The answer to the question exactly as you asked it is no, because it could be that $\phi(x)=0$ for every $x$.

Edit: In the original I said that was the only counterexample. Thanks to Omno-something for pointing out that that's nonsense. A less trivial counterexample: Define $\phi:C([0,1])\to C([0,1]\cup[2,3])$ by $$\phi f(x)=\begin{cases}f(x),&(x\in[0,1]), \\0,&(x\in[2,3]).\end{cases}$$

In fact

$\phi(e_A)=e_B$ if and only if there exists $x\in A$ such that $\phi(x)$ is invertible.

One direction is trivial, since $\phi_B$ is invertible.

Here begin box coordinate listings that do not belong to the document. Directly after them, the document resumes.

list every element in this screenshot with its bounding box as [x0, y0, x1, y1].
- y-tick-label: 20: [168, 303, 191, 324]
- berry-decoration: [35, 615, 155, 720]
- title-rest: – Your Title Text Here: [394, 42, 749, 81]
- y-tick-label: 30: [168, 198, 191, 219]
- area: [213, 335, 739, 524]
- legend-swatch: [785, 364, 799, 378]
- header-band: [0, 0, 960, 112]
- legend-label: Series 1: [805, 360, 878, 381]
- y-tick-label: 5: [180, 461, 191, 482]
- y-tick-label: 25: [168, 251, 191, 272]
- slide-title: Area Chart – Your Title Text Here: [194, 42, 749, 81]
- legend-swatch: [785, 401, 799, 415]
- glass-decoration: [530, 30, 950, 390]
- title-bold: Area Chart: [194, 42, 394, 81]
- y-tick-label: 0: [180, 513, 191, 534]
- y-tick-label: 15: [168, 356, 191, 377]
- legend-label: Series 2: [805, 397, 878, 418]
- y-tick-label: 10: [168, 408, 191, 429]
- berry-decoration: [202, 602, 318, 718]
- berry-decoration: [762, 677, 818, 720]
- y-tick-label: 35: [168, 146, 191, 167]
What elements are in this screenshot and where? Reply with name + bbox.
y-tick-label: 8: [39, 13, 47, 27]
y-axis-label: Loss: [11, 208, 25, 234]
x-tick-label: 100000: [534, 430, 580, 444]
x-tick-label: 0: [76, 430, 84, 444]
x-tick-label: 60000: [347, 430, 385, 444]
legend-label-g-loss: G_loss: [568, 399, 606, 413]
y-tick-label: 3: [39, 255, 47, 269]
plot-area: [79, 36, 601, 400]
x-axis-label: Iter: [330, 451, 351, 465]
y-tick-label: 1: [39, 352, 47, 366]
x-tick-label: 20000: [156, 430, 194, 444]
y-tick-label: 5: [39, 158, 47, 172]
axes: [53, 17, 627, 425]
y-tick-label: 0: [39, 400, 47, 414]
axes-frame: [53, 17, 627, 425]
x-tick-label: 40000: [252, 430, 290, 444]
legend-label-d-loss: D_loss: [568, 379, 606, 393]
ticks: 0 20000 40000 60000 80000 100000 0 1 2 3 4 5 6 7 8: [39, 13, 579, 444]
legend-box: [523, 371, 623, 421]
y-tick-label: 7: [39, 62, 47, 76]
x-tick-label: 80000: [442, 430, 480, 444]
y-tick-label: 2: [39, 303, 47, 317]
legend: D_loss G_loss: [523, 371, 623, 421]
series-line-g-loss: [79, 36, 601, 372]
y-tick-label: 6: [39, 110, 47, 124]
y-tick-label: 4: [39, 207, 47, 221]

If there exists $x$ with $\phi(x)$ is invertible then $$e_B\phi(x)=\phi(x)=\phi(e_Ax)=\phi(e_A)\phi(x),$$which implies $\phi(e_A)=e_B$ since $\phi(x)$ is invertible.

Answer 2

Not necessarily. For instance, with $A = \Bbb C^{n \times n}$ and $B = \Bbb C^{m \times m}$ with $n < m$, we find that $$ \phi(M) = \pmatrix{M&0\\0&0} $$ is a suitable map for which $\phi(e_A) \neq e_B$.